## Non-linear Least Squares Fitting (2-dimensional) in Python

Question

I was wondering what the correct approach to fitting datapoints to a non-linear function should be in python.

I am trying to fit a series of data-points

``````t = [0., 0.5, 1., 1.5, ...., 4.]
y = [6.3, 4.5,.................]
``````

using the following model function

``````f(t, x) = x1*e^(x2*t)
``````

I was mainly wondering which library routine is appropriate for this problem and how it should be setup. I tried using the following with unsuccessful results:

``````t_data = np.array([0.5, 1.0, 1.5, 2.0,........])
y_data = np.array([6.8, 3., 1.5, 0.75........])

def func_nl_lsq(x, t, y):
return [x[0]*np.exp(x[1]*t)] -  y

popt, pcov = scipy.optimize.curve_fit(func_nl_lsq, t_data, y_data)
``````

I know it's unsuccessful because I am able to solve the "equivalent" linear least squares problem (simply obtained by taking the log of the model function) and its answer doesn't even come close to the one I am getting by doing the above.

Thank you

Show source

## Answers to Non-linear Least Squares Fitting (2-dimensional) in Python ( 3 )

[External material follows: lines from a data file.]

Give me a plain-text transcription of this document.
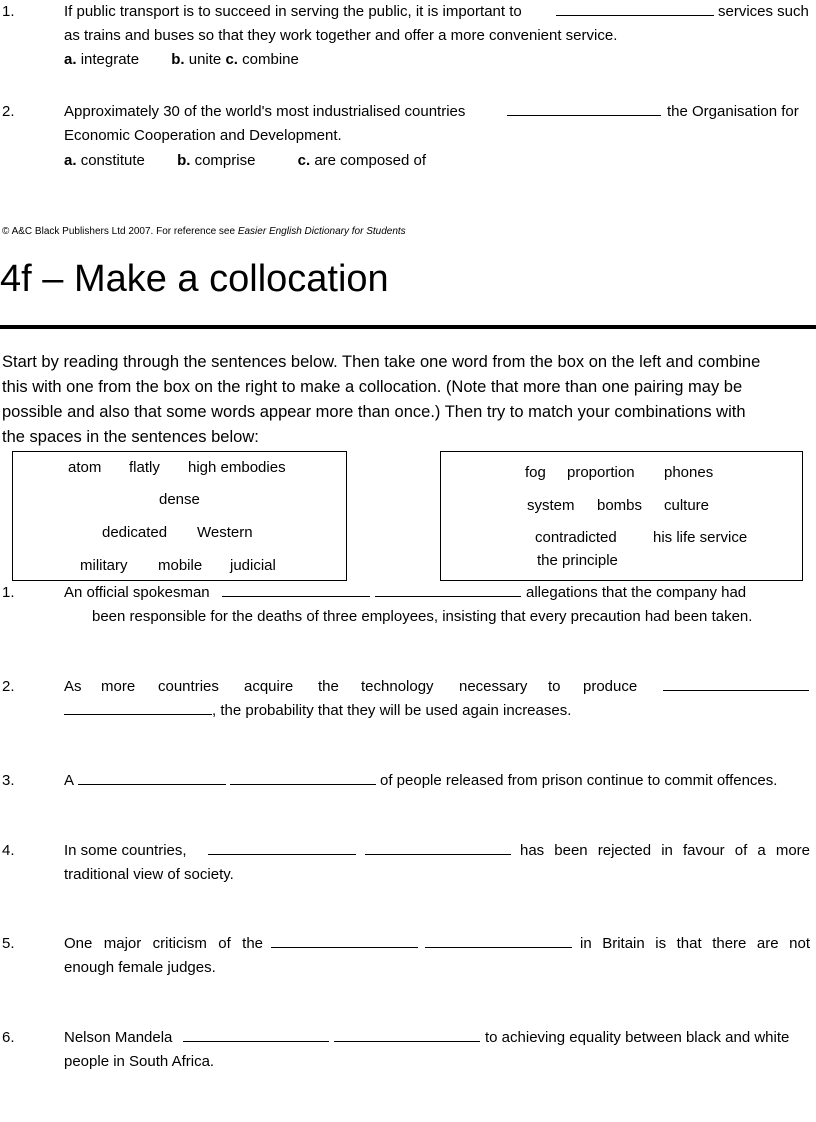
1.	If public transport is to succeed in serving the public, it is important to	services such
as trains and buses so that they work together and offer a more convenient service.
a. integrate b. unite c. combine
2.	Approximately 30 of the world's most industrialised countries	the Organisation for
Economic Cooperation and Development.
a. constitute b. comprise	c. are composed of
© A&C Black Publishers Ltd 2007. For reference see Easier English Dictionary for Students
4f – Make a collocation
Start by reading through the sentences below. Then take one word from the box on the left and combine
this with one from the box on the right to make a collocation. (Note that more than one pairing may be
possible and also that some words appear more than once.) Then try to match your combinations with
the spaces in the sentences below:
atom flatly high embodies
dense
dedicated Western
military mobile judicial
fog proportion phones
system bombs culture
contradicted his life service
the principle
1.	An official spokesman	allegations that the company had
been responsible for the deaths of three employees, insisting that every precaution had been taken.
2.	As more countries acquire the technology necessary to produce
, the probability that they will be used again increases.
3.	A	of people released from prison continue to commit offences.
4.	In some countries,	has been rejected in favour of a more
traditional view of society.
5.	One major criticism of the	in Britain is that there are not
enough female judges.
6.	Nelson Mandela	to achieving equality between black and white
people in South Africa.
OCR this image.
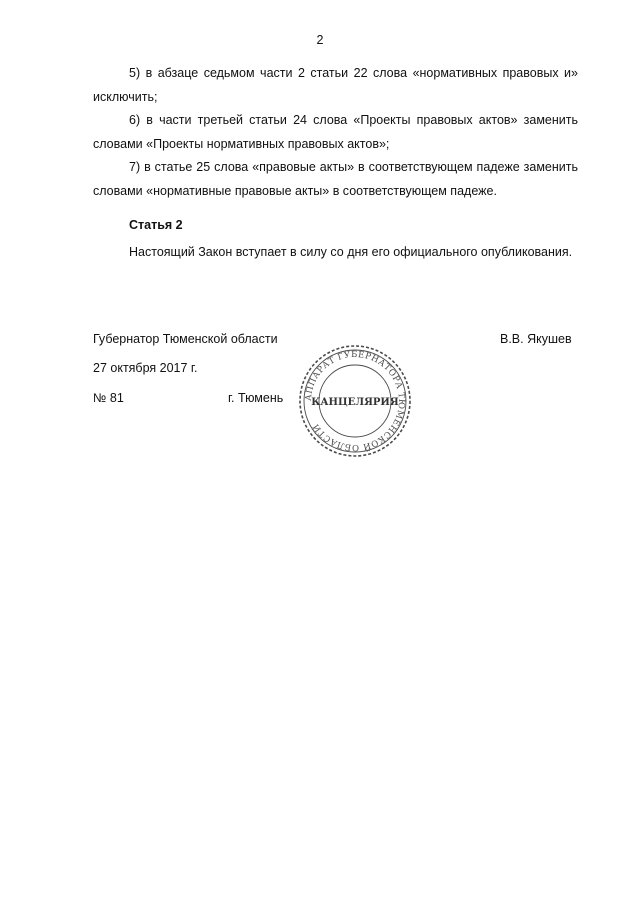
2

5) в абзаце седьмом части 2 статьи 22 слова «нормативных правовых и» исключить;

6) в части третьей статьи 24 слова «Проекты правовых актов» заменить словами «Проекты нормативных правовых актов»;

7) в статье 25 слова «правовые акты» в соответствующем падеже заменить словами «нормативные правовые акты» в соответствующем падеже.

Статья 2

Настоящий Закон вступает в силу со дня его официального опубликования.

Губернатор Тюменской области	В.В. Якушев
27 октября 2017 г.
№ 81	г. Тюмень АППАРАТ ГУБЕРНАТОРА ТЮМЕНСКОЙ ОБЛАСТИ
КАНЦЕЛЯРИЯ
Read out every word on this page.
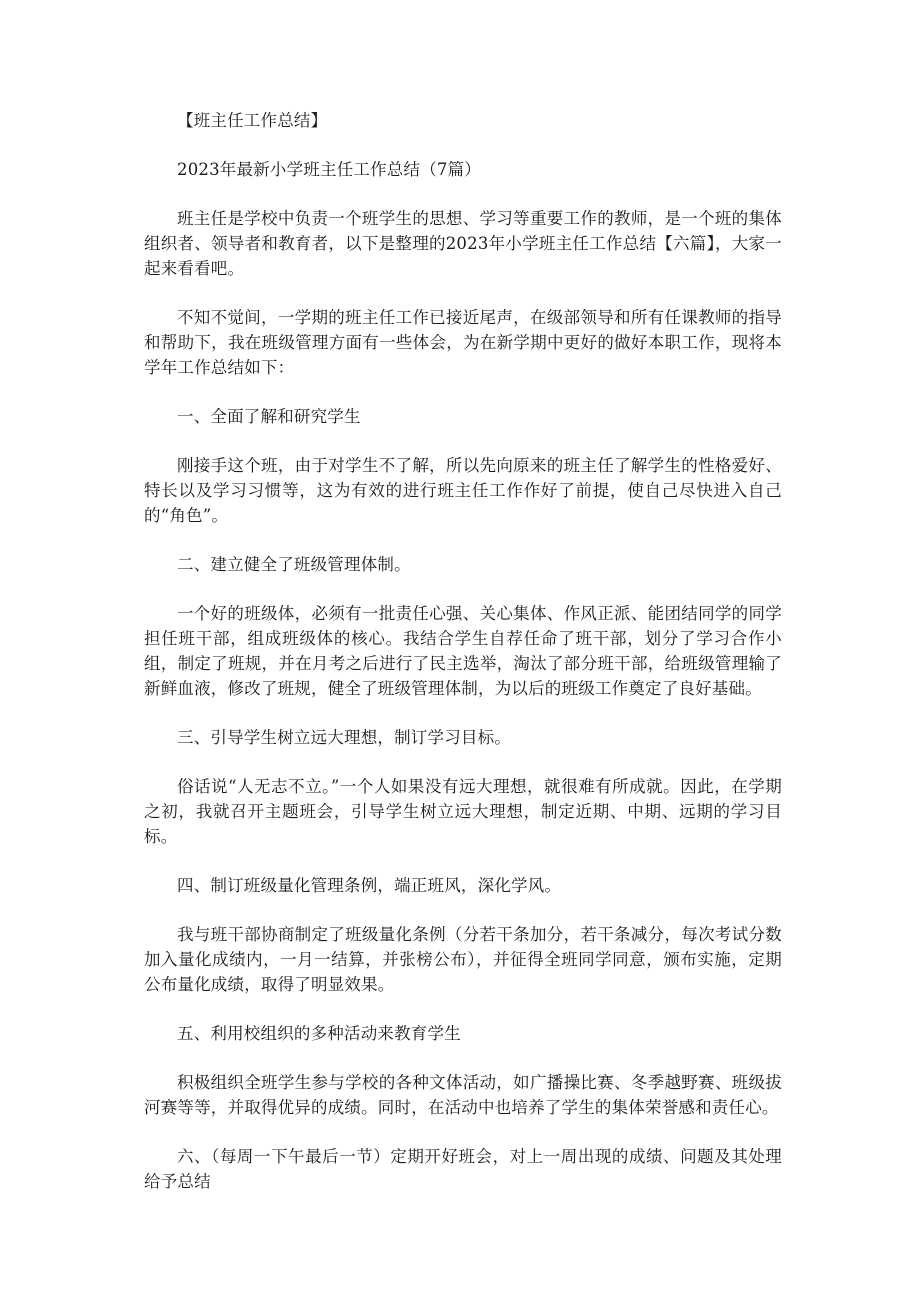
【班主任工作总结】

2023年最新小学班主任工作总结（7篇）

班主任是学校中负责一个班学生的思想、学习等重要工作的教师，是一个班的集体组织者、领导者和教育者，以下是整理的2023年小学班主任工作总结【六篇】，大家一起来看看吧。

不知不觉间，一学期的班主任工作已接近尾声，在级部领导和所有任课教师的指导和帮助下，我在班级管理方面有一些体会，为在新学期中更好的做好本职工作，现将本学年工作总结如下：

一、全面了解和研究学生

刚接手这个班，由于对学生不了解，所以先向原来的班主任了解学生的性格爱好、特长以及学习习惯等，这为有效的进行班主任工作作好了前提，使自己尽快进入自己的“角色”。

二、建立健全了班级管理体制。

一个好的班级体，必须有一批责任心强、关心集体、作风正派、能团结同学的同学担任班干部，组成班级体的核心。我结合学生自荐任命了班干部，划分了学习合作小组，制定了班规，并在月考之后进行了民主选举，淘汰了部分班干部，给班级管理输了新鲜血液，修改了班规，健全了班级管理体制，为以后的班级工作奠定了良好基础。

三、引导学生树立远大理想，制订学习目标。

俗话说“人无志不立。”一个人如果没有远大理想，就很难有所成就。因此，在学期之初，我就召开主题班会，引导学生树立远大理想，制定近期、中期、远期的学习目标。

四、制订班级量化管理条例，端正班风，深化学风。

我与班干部协商制定了班级量化条例（分若干条加分，若干条减分，每次考试分数加入量化成绩内，一月一结算，并张榜公布），并征得全班同学同意，颁布实施，定期公布量化成绩，取得了明显效果。

五、利用校组织的多种活动来教育学生

积极组织全班学生参与学校的各种文体活动，如广播操比赛、冬季越野赛、班级拔河赛等等，并取得优异的成绩。同时，在活动中也培养了学生的集体荣誉感和责任心。

六、（每周一下午最后一节）定期开好班会，对上一周出现的成绩、问题及其处理给予总结
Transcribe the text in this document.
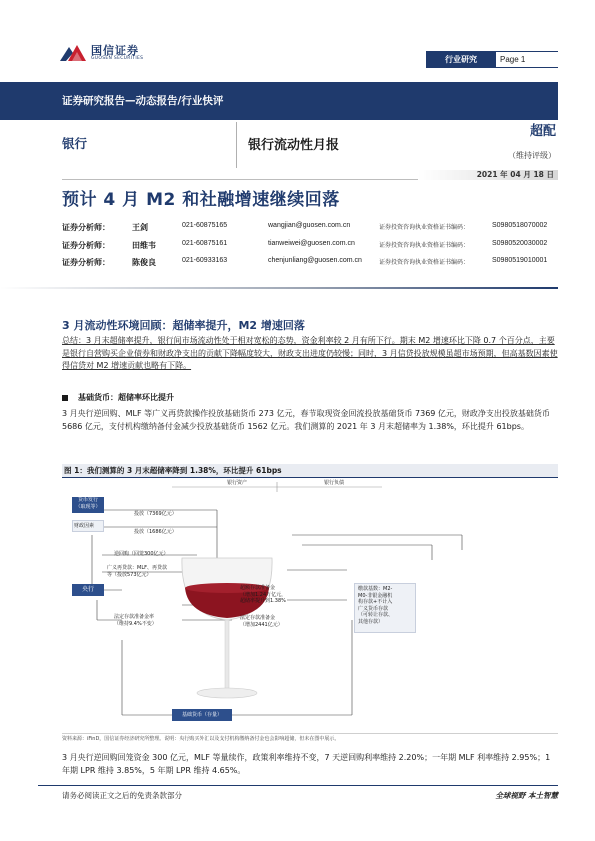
国信证券
GUOSEN SECURITIES	行业研究	Page 1
证券研究报告—动态报告/行业快评
银行	银行流动性月报
超配
（维持评级）
2021 年 04 月 18 日
预计 4 月 M2 和社融增速继续回落
证券分析师：	王剑	021-60875165	wangjian@guosen.com.cn	证券投资咨询执业资格证书编码：	S0980518070002
证券分析师：	田维韦	021-60875161	tianweiwei@guosen.com.cn	证券投资咨询执业资格证书编码：	S0980520030002
证券分析师：	陈俊良	021-60933163	chenjunliang@guosen.com.cn	证券投资咨询执业资格证书编码：	S0980519010001
3 月流动性环境回顾：超储率提升，M2 增速回落
总结：3 月末超储率提升，银行间市场流动性处于相对宽松的态势，资金利率较 2 月有所下行。期末 M2 增速环比下降 0.7 个百分点，主要是银行自营购买企业债券和财政净支出的贡献下降幅度较大，财政支出进度仍较慢；同时，3 月信贷投放规模虽超市场预期，但高基数因素使得信贷对 M2 增速贡献也略有下降。
基础货币：超储率环比提升
3 月央行逆回购、MLF 等广义再贷款操作投放基础货币 273 亿元，春节取现资金回流投放基础货币 7369 亿元，财政净支出投放基础货币 5686 亿元，支付机构缴纳备付金减少投放基础货币 1562 亿元。我们测算的 2021 年 3 月末超储率为 1.38%，环比提升 61bps。
图 1：我们测算的 3 月末超储率降到 1.38%，环比提升 61bps
银行资产	银行负债
货币发行
（取现等）
财政因素
央行
投放（7369亿元）
投放（1686亿元）
逆回购（回笼300亿元）
广义再贷款：MLF、再贷款
等（投放573亿元）
法定存款准备金率
（维持9.4%不变）
超额存款准备金
（增加1.24万亿元，
超储率提升到1.38%
法定存款准备金
（增加2441亿元）
缴款基数：M2-
M0-非银金融机
构存款+不计入
广义货币存款
（可转让存款、
其他存款）
基础货币（存量）
资料来源：iFinD，国信证券经济研究所整理。说明：央行购买外汇以及支付机构缴纳备付金也会影响超储，但未在图中展示。
3 月央行逆回购回笼资金 300 亿元，MLF 等量续作，政策利率维持不变，7 天逆回购利率维持 2.20%；一年期 MLF 利率维持 2.95%；1 年期 LPR 维持 3.85%，5 年期 LPR 维持 4.65%。
请务必阅读正文之后的免责条款部分	全球视野 本土智慧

1. `scipy.otimize.curve_fit` can be used to fit the data. I think you just don't use it properly. I assume you have a given `t` and `y` and try to fit a function of the form `x1*exp(x2*t) = y`.

You need

``````ydata = f(xdata, *params) + eps
``````

This means your function is not defined properly. Your function should look like probably look like

``````def func_nl_lsq(t, x1, x2):
return x1*np.exp(x2*t)
``````

depending what you really want to fit. Here x1 and x2 are your fitting parameter. It is also possible to do

``````def func_nl_lsq(t, x):
return x[0]*np.exp(x[1]*t)
``````

but you likely need to provide an initial guess p0.

2. If you are using `curve_fit` you can simplify it quite a bit, with no need to compute the error inside your function:

``````from scipy.optimize import curve_fit
import numpy as np
import matplotlib.pyplot as plt

t_data = np.array([0.5, 1.0, 1.5, 2.0, 2.5, 3.])
y_data = np.array([6.8, 3., 1.5, 0.75, 0.25, 0.1])
def func_nl_lsq(t, *args):
a, b = args
return a*np.exp(b*t)
popt, pcov = curve_fit(func_nl_lsq, t_data, y_data, p0=[1, 1])
plt.plot(t_data, y_data, 'o')
plt.plot(t_data, func_nl_lsq(t_data, *popt), '-')
plt.show()
``````

## EDIT

Note I'm using a general signature that accepts `*args`. In order for this to work you must pass `p0` to `curve_fit`.

The conventional approach is shown below:

``````def func_nl_lsq(t, a, b):
return a*np.exp(b*t)
popt, pcov = curve_fit(func_nl_lsq, t_data, y_data)
a, b = popt
plt.plot(t_data, func_nl_lsq(t_data, a, b), '-')
``````

3. First, you are using the wrong function. Your function `func_nl_lsq` calculates the residual, it is not the model function. To use `scipy.otimize.curve_fit`, you have to define model function, as answers by @DerWeh and @saullo_castro suggest. You still can use custom residual function as you like with `scipy.optimize.least_squares` instead of `scipy.optimize.curve_fit`.

``````t_data = np.array([0.5, 1.0, 1.5, 2.0])
y_data = np.array([6.8, 3., 1.5, 0.75])

def func_nl_lsq(x, t=t_data, y=y_data):
return x[0]*np.exp(x[1]*t) -  y
# removed one level of []'s

scipy.optimize.least_squares(func_nl_lsq, [0, 0])
``````

Also, please note, that the remark by @MadPhysicist is correct: the two problems you are considering (the initial problem and the problem where model function is under logarithm) are not equivalent to each other. Note that if you apply logarithm to your model function, you apply it also to the residuals, and residual sum of squares now means something different. This lead to different optimization problem and different results.